11 Jun 2020 Police Reform: Accessibility Breeds Civility
As a community organizer and “safety creator” in New Orleans, Project 21 member Nadra Enzi believes that an open line of communication between police and the communities they serve is an important way to keep tempers from blowing.
Project 21’s “Blueprint for a Better Deal for Black America” has an entire section devoted to ways to improve police-community relations. These policy recommendations include “First Responder Sundays” hosted by churches, gun safety training offered to citizens by local police officers, and special training for police in knowing how to appropriately interact with people with developmental and mental challenges. The Blueprint also supports more body cameras and getting police out of regulatory enforcement.

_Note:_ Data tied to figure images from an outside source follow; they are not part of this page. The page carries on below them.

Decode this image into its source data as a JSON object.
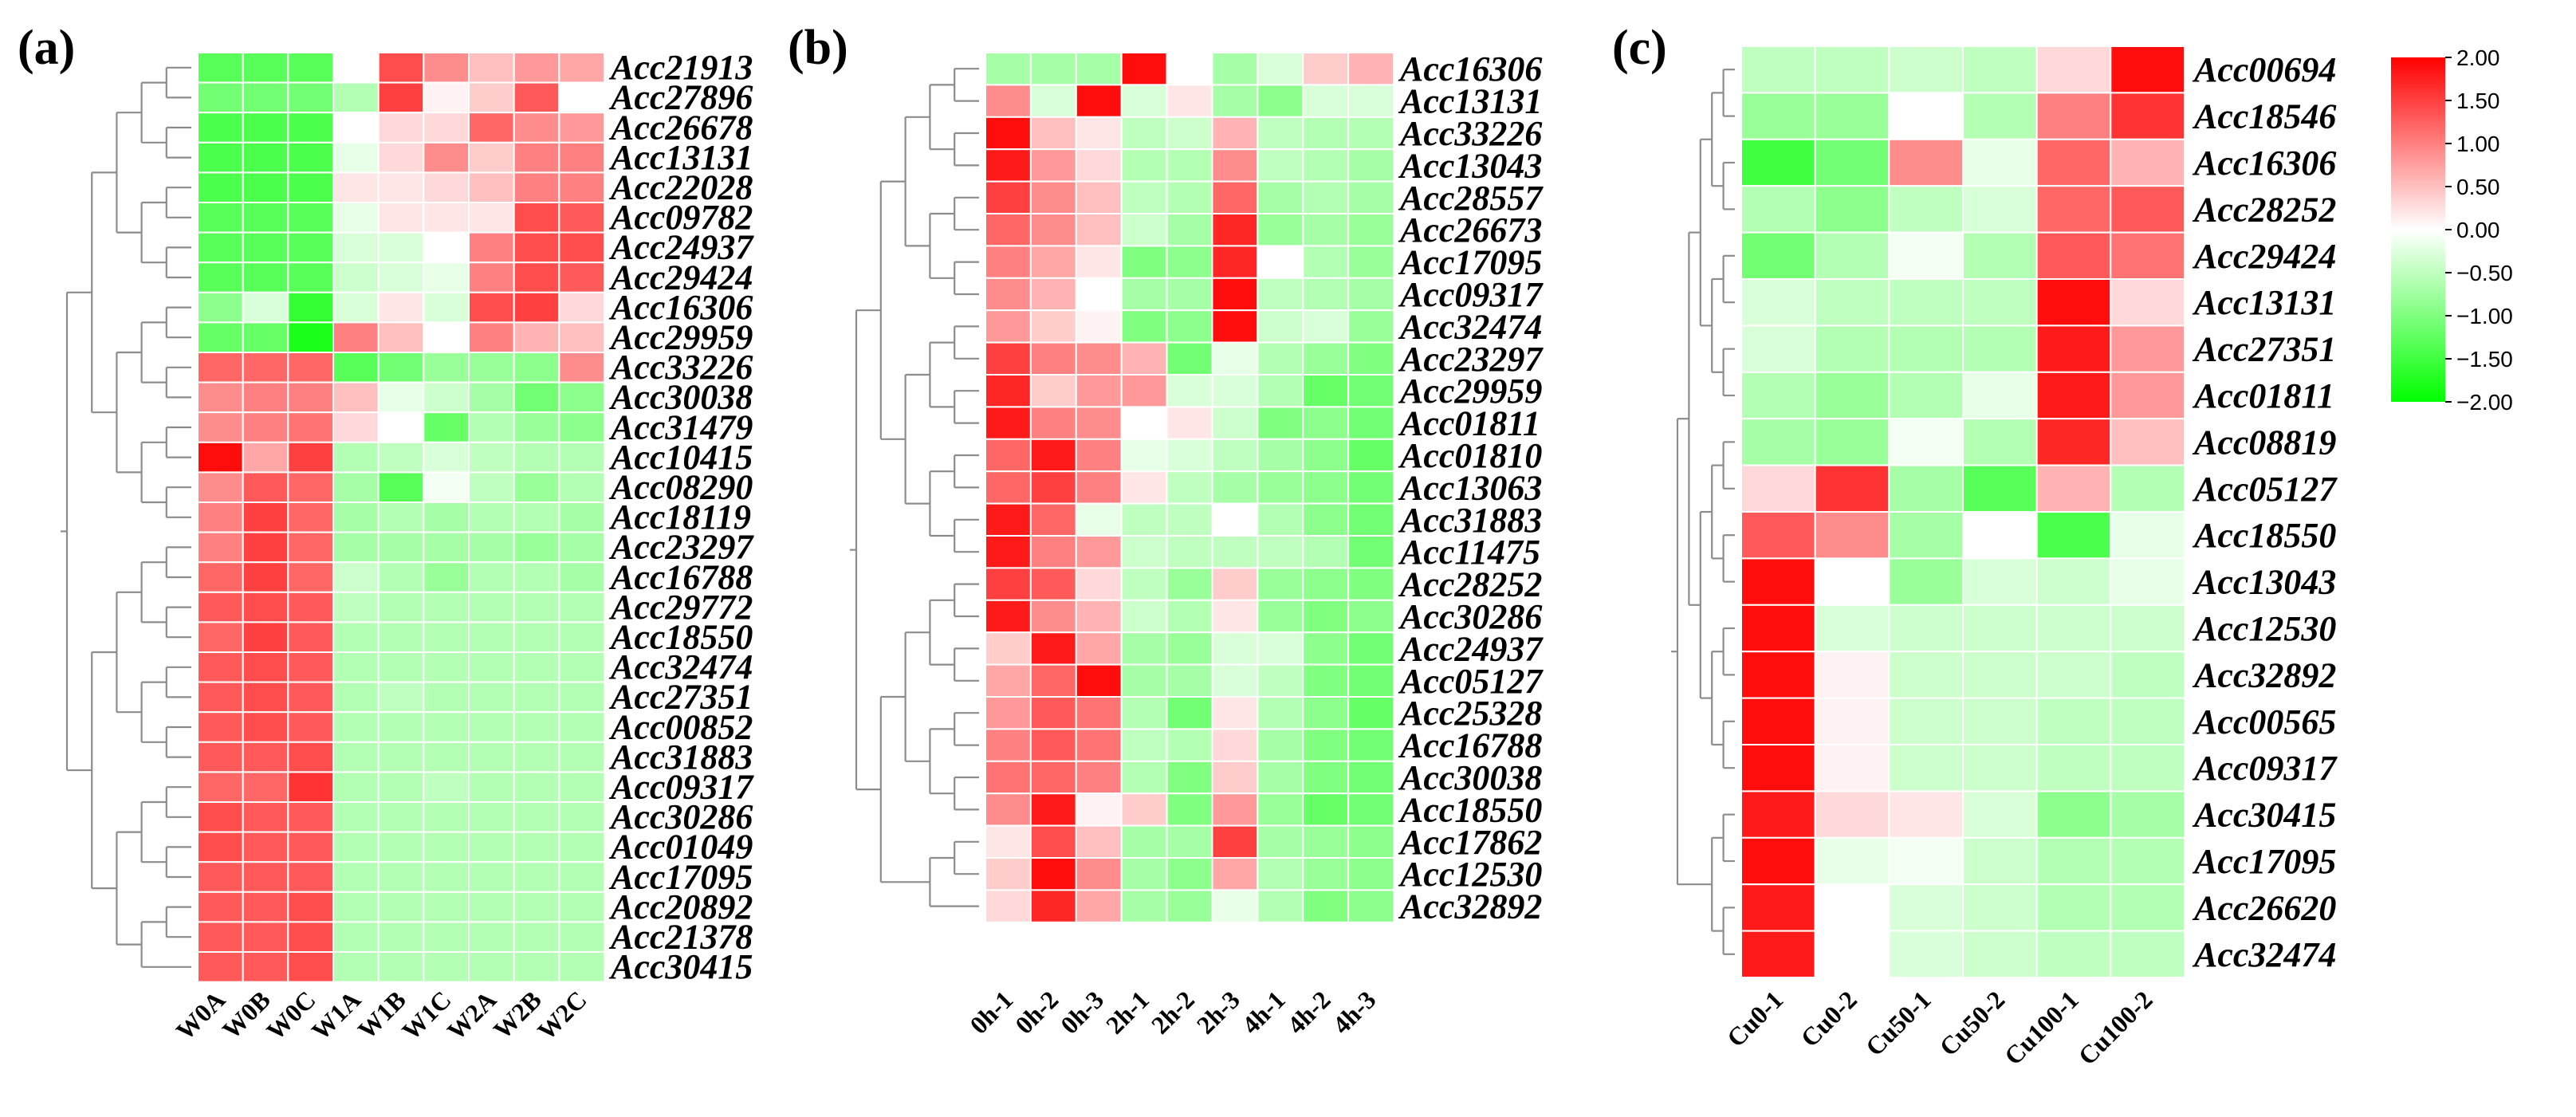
{
  "figure": {
    "colorbar": {
      "colors": {
        "low": "#00ff00",
        "mid": "#ffffff",
        "high": "#ff0000"
      },
      "min": -2.0,
      "max": 2.0,
      "ticks": [
        "2.00",
        "1.50",
        "1.00",
        "0.50",
        "0.00",
        "−0.50",
        "−1.00",
        "−1.50",
        "−2.00"
      ],
      "tick_values": [
        2.0,
        1.5,
        1.0,
        0.5,
        0.0,
        -0.5,
        -1.0,
        -1.5,
        -2.0
      ]
    }
  },
  "chart_data": [
    {
      "type": "heatmap",
      "panel_label": "(a)",
      "rows": [
        "Acc21913",
        "Acc27896",
        "Acc26678",
        "Acc13131",
        "Acc22028",
        "Acc09782",
        "Acc24937",
        "Acc29424",
        "Acc16306",
        "Acc29959",
        "Acc33226",
        "Acc30038",
        "Acc31479",
        "Acc10415",
        "Acc08290",
        "Acc18119",
        "Acc23297",
        "Acc16788",
        "Acc29772",
        "Acc18550",
        "Acc32474",
        "Acc27351",
        "Acc00852",
        "Acc31883",
        "Acc09317",
        "Acc30286",
        "Acc01049",
        "Acc17095",
        "Acc20892",
        "Acc21378",
        "Acc30415"
      ],
      "columns": [
        "W0A",
        "W0B",
        "W0C",
        "W1A",
        "W1B",
        "W1C",
        "W2A",
        "W2B",
        "W2C"
      ],
      "values": [
        [
          -1.3,
          -1.3,
          -1.3,
          0.0,
          1.4,
          0.9,
          0.5,
          0.8,
          0.7
        ],
        [
          -1.1,
          -1.1,
          -1.1,
          -0.6,
          1.5,
          0.1,
          0.4,
          1.3,
          0.0
        ],
        [
          -1.4,
          -1.4,
          -1.4,
          0.0,
          0.3,
          0.3,
          1.2,
          0.9,
          0.8
        ],
        [
          -1.4,
          -1.4,
          -1.4,
          -0.2,
          0.3,
          0.9,
          0.4,
          1.0,
          1.0
        ],
        [
          -1.4,
          -1.4,
          -1.4,
          0.2,
          0.2,
          0.3,
          0.5,
          1.0,
          1.0
        ],
        [
          -1.3,
          -1.3,
          -1.3,
          -0.2,
          0.2,
          0.2,
          0.2,
          1.4,
          1.3
        ],
        [
          -1.3,
          -1.3,
          -1.3,
          -0.3,
          -0.3,
          0.0,
          1.0,
          1.4,
          1.4
        ],
        [
          -1.3,
          -1.3,
          -1.3,
          -0.4,
          -0.3,
          -0.2,
          1.0,
          1.4,
          1.3
        ],
        [
          -0.9,
          -0.3,
          -1.6,
          -0.3,
          0.2,
          -0.3,
          1.4,
          1.5,
          0.3
        ],
        [
          -1.2,
          -1.2,
          -1.8,
          1.0,
          0.5,
          0.0,
          1.0,
          0.6,
          0.5
        ],
        [
          1.2,
          1.2,
          1.2,
          -1.3,
          -1.1,
          -0.8,
          -0.8,
          -0.9,
          0.9
        ],
        [
          0.9,
          1.0,
          1.0,
          0.5,
          -0.2,
          -0.4,
          -0.7,
          -1.1,
          -0.9
        ],
        [
          0.9,
          1.0,
          1.1,
          0.3,
          0.0,
          -1.2,
          -0.6,
          -0.8,
          -0.9
        ],
        [
          1.9,
          0.7,
          1.5,
          -0.6,
          -0.5,
          -0.3,
          -0.5,
          -0.6,
          -0.6
        ],
        [
          0.9,
          1.3,
          1.2,
          -0.7,
          -1.3,
          -0.1,
          -0.5,
          -0.8,
          -0.6
        ],
        [
          1.0,
          1.5,
          1.2,
          -0.7,
          -0.6,
          -0.7,
          -0.6,
          -0.6,
          -0.7
        ],
        [
          1.0,
          1.5,
          1.2,
          -0.7,
          -0.7,
          -0.7,
          -0.7,
          -0.8,
          -0.7
        ],
        [
          1.2,
          1.5,
          1.2,
          -0.4,
          -0.6,
          -0.8,
          -0.6,
          -0.6,
          -0.7
        ],
        [
          1.3,
          1.4,
          1.3,
          -0.5,
          -0.6,
          -0.6,
          -0.6,
          -0.6,
          -0.6
        ],
        [
          1.2,
          1.5,
          1.3,
          -0.6,
          -0.6,
          -0.6,
          -0.6,
          -0.6,
          -0.6
        ],
        [
          1.3,
          1.4,
          1.3,
          -0.6,
          -0.6,
          -0.6,
          -0.6,
          -0.6,
          -0.6
        ],
        [
          1.3,
          1.4,
          1.3,
          -0.6,
          -0.5,
          -0.6,
          -0.6,
          -0.6,
          -0.6
        ],
        [
          1.3,
          1.4,
          1.3,
          -0.6,
          -0.6,
          -0.6,
          -0.6,
          -0.6,
          -0.6
        ],
        [
          1.3,
          1.3,
          1.4,
          -0.6,
          -0.6,
          -0.6,
          -0.6,
          -0.6,
          -0.6
        ],
        [
          1.2,
          1.2,
          1.6,
          -0.6,
          -0.6,
          -0.5,
          -0.6,
          -0.6,
          -0.6
        ],
        [
          1.4,
          1.3,
          1.3,
          -0.6,
          -0.6,
          -0.6,
          -0.6,
          -0.6,
          -0.6
        ],
        [
          1.4,
          1.3,
          1.3,
          -0.6,
          -0.6,
          -0.6,
          -0.6,
          -0.6,
          -0.6
        ],
        [
          1.3,
          1.3,
          1.3,
          -0.6,
          -0.6,
          -0.6,
          -0.6,
          -0.6,
          -0.6
        ],
        [
          1.3,
          1.3,
          1.4,
          -0.6,
          -0.6,
          -0.6,
          -0.6,
          -0.6,
          -0.6
        ],
        [
          1.3,
          1.3,
          1.4,
          -0.6,
          -0.6,
          -0.6,
          -0.6,
          -0.6,
          -0.6
        ],
        [
          1.3,
          1.3,
          1.4,
          -0.6,
          -0.6,
          -0.6,
          -0.6,
          -0.6,
          -0.6
        ]
      ]
    },
    {
      "type": "heatmap",
      "panel_label": "(b)",
      "rows": [
        "Acc16306",
        "Acc13131",
        "Acc33226",
        "Acc13043",
        "Acc28557",
        "Acc26673",
        "Acc17095",
        "Acc09317",
        "Acc32474",
        "Acc23297",
        "Acc29959",
        "Acc01811",
        "Acc01810",
        "Acc13063",
        "Acc31883",
        "Acc11475",
        "Acc28252",
        "Acc30286",
        "Acc24937",
        "Acc05127",
        "Acc25328",
        "Acc16788",
        "Acc30038",
        "Acc18550",
        "Acc17862",
        "Acc12530",
        "Acc32892"
      ],
      "columns": [
        "0h-1",
        "0h-2",
        "0h-3",
        "2h-1",
        "2h-2",
        "2h-3",
        "4h-1",
        "4h-2",
        "4h-3"
      ],
      "values": [
        [
          -0.7,
          -0.7,
          -0.7,
          1.9,
          0.0,
          -0.7,
          -0.3,
          0.4,
          0.6
        ],
        [
          0.9,
          -0.3,
          1.9,
          -0.3,
          0.2,
          -0.7,
          -0.9,
          -0.3,
          -0.3
        ],
        [
          1.9,
          0.5,
          0.2,
          -0.5,
          -0.4,
          0.6,
          -0.5,
          -0.6,
          -0.6
        ],
        [
          1.8,
          0.8,
          0.3,
          -0.6,
          -0.6,
          0.9,
          -0.5,
          -0.6,
          -0.7
        ],
        [
          1.5,
          0.9,
          0.5,
          -0.5,
          -0.6,
          1.2,
          -0.7,
          -0.6,
          -0.7
        ],
        [
          1.2,
          0.9,
          0.5,
          -0.4,
          -0.7,
          1.7,
          -0.8,
          -0.7,
          -0.8
        ],
        [
          1.0,
          0.7,
          0.2,
          -1.0,
          -0.9,
          1.7,
          0.0,
          -0.6,
          -0.8
        ],
        [
          0.9,
          0.6,
          0.0,
          -0.7,
          -0.7,
          1.9,
          -0.5,
          -0.6,
          -0.7
        ],
        [
          0.8,
          0.4,
          0.1,
          -1.0,
          -0.9,
          1.9,
          -0.4,
          -0.3,
          -0.8
        ],
        [
          1.5,
          1.0,
          0.9,
          0.6,
          -1.1,
          -0.2,
          -0.6,
          -0.8,
          -1.0
        ],
        [
          1.7,
          0.4,
          0.8,
          0.8,
          -0.3,
          -0.3,
          -0.6,
          -1.2,
          -1.1
        ],
        [
          1.8,
          1.0,
          0.9,
          0.0,
          0.2,
          -0.4,
          -1.0,
          -0.9,
          -1.1
        ],
        [
          1.2,
          1.8,
          1.0,
          -0.2,
          -0.3,
          -0.5,
          -0.7,
          -0.9,
          -1.2
        ],
        [
          1.2,
          1.5,
          1.0,
          0.2,
          -0.5,
          -0.7,
          -0.8,
          -0.9,
          -1.1
        ],
        [
          1.8,
          1.2,
          -0.2,
          -0.5,
          -0.5,
          0.0,
          -0.6,
          -0.9,
          -1.1
        ],
        [
          1.8,
          1.0,
          0.8,
          -0.4,
          -0.5,
          -0.5,
          -0.5,
          -0.6,
          -1.1
        ],
        [
          1.5,
          1.3,
          0.3,
          -0.5,
          -0.8,
          0.4,
          -0.8,
          -0.9,
          -1.0
        ],
        [
          1.8,
          0.9,
          0.6,
          -0.4,
          -0.6,
          0.2,
          -0.8,
          -1.0,
          -0.9
        ],
        [
          0.4,
          1.8,
          0.7,
          -0.7,
          -0.8,
          -0.3,
          -0.3,
          -0.9,
          -1.1
        ],
        [
          0.7,
          1.2,
          1.9,
          -0.7,
          -0.7,
          -0.3,
          -0.5,
          -1.0,
          -1.1
        ],
        [
          0.8,
          1.3,
          1.1,
          -0.6,
          -1.1,
          0.2,
          -0.6,
          -0.9,
          -1.2
        ],
        [
          1.0,
          1.3,
          1.1,
          -0.5,
          -0.6,
          0.3,
          -0.7,
          -1.0,
          -1.1
        ],
        [
          1.1,
          1.2,
          1.0,
          -0.6,
          -1.0,
          0.4,
          -0.7,
          -1.0,
          -1.1
        ],
        [
          0.9,
          1.8,
          0.1,
          0.4,
          -1.0,
          0.8,
          -0.8,
          -1.2,
          -1.1
        ],
        [
          0.2,
          1.4,
          0.5,
          -0.7,
          -0.7,
          1.5,
          -0.7,
          -0.8,
          -0.9
        ],
        [
          0.4,
          1.9,
          0.9,
          -0.7,
          -0.9,
          0.7,
          -0.6,
          -0.8,
          -0.9
        ],
        [
          0.3,
          1.7,
          0.7,
          -0.7,
          -0.8,
          -0.2,
          -0.6,
          -1.0,
          -0.9
        ]
      ]
    },
    {
      "type": "heatmap",
      "panel_label": "(c)",
      "rows": [
        "Acc00694",
        "Acc18546",
        "Acc16306",
        "Acc28252",
        "Acc29424",
        "Acc13131",
        "Acc27351",
        "Acc01811",
        "Acc08819",
        "Acc05127",
        "Acc18550",
        "Acc13043",
        "Acc12530",
        "Acc32892",
        "Acc00565",
        "Acc09317",
        "Acc30415",
        "Acc17095",
        "Acc26620",
        "Acc32474"
      ],
      "columns": [
        "Cu0-1",
        "Cu0-2",
        "Cu50-1",
        "Cu50-2",
        "Cu100-1",
        "Cu100-2"
      ],
      "values": [
        [
          -0.5,
          -0.5,
          -0.4,
          -0.5,
          0.3,
          1.9
        ],
        [
          -0.8,
          -0.8,
          0.0,
          -0.6,
          1.0,
          1.6
        ],
        [
          -1.5,
          -1.1,
          0.9,
          -0.2,
          1.2,
          0.6
        ],
        [
          -0.6,
          -0.9,
          -0.5,
          -0.3,
          1.2,
          1.3
        ],
        [
          -1.1,
          -0.6,
          -0.1,
          -0.6,
          1.3,
          1.1
        ],
        [
          -0.3,
          -0.5,
          -0.5,
          -0.5,
          1.9,
          0.3
        ],
        [
          -0.3,
          -0.6,
          -0.6,
          -0.6,
          1.8,
          0.8
        ],
        [
          -0.6,
          -0.8,
          -0.6,
          -0.2,
          1.8,
          0.8
        ],
        [
          -0.7,
          -0.8,
          -0.1,
          -0.6,
          1.7,
          0.5
        ],
        [
          0.3,
          1.6,
          -0.7,
          -1.3,
          0.6,
          -0.6
        ],
        [
          1.3,
          0.9,
          -0.7,
          0.0,
          -1.4,
          -0.2
        ],
        [
          1.9,
          0.0,
          -0.8,
          -0.3,
          -0.4,
          -0.2
        ],
        [
          1.9,
          -0.3,
          -0.4,
          -0.4,
          -0.4,
          -0.4
        ],
        [
          1.9,
          0.1,
          -0.4,
          -0.4,
          -0.4,
          -0.5
        ],
        [
          1.9,
          0.1,
          -0.4,
          -0.4,
          -0.5,
          -0.5
        ],
        [
          1.9,
          0.1,
          -0.4,
          -0.4,
          -0.5,
          -0.5
        ],
        [
          1.8,
          0.3,
          0.2,
          -0.3,
          -0.9,
          -0.7
        ],
        [
          1.9,
          -0.2,
          -0.1,
          -0.4,
          -0.6,
          -0.6
        ],
        [
          1.8,
          0.0,
          -0.3,
          -0.4,
          -0.6,
          -0.6
        ],
        [
          1.8,
          0.0,
          -0.3,
          -0.4,
          -0.5,
          -0.5
        ]
      ]
    }
  ]
}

Here is how Nadra, known as “Cap Black” in the Marginy district of the Big Easy, has seen New Orleans cops improve their standing with the public:
I’ve fought to build relationships between law enforcement and urban areas since the late 1980s.
At that time. my pigment and my zip code pretty much meant crime concerns in my neighborhood were written off. My community was dismissed as captured territory – deep behind enemy lines.
This isn’t an anti-police sentiment on my part. It’s my observation of the pecking order in which certain concerned citizens were placed at the dawn of the crack cocaine era. The crack crisis doubly marginalized southern communities like mine in Savannah that were already impacted by Jim Crow.
Things changed about 11 years ago when I moved to the real-life “Gotham City” of New Orleans. I’ll hereafter refer to it as “Gotham.”
Gotham is a place with its own police-community challenges. Federal scrutiny of training practices and post-Katrina incidents of brutality led to a federal consent decree to oversee the New Orleans Police Department (NOPD).
The NOPD is quite different from police in my hometown. Instead of arms-length hostility, I found Gotham’s cops – of all ranks – actually talked to community members instead of brushing us off.
But despite this accessibility, the combination of a personnel shortage and invasive federal oversight made this largely personable force appear unresponsive to service calls that could go hours or even days without answer. The NOPD’s response time once was three times the national average.
Public confidence in the NOPD plummeted, and local communities did feel abandoned.
Through it all, however, I was able to network with officers. I reminded them that I wasn’t the usual critic to whom they had become accustomed. I built active alliances to address the safety concerns of working-class victims.
From my stint coordinating volunteer security at Occupy Nola to my tenure as a safety and support manager for a targeted building – whose bullseye I removed with the help of the local district commander and deputy commander – we made progress.
I don’t demonize the NOPD because it’s a largely accessible agency. It has gotten a bad rap despite consistently treating protests and other First Amendment activities in a supportive manner that I’ve rarely seen elsewhere.
The NOPD doesn’t deserve demonization during these trying times. It deserves our dedication.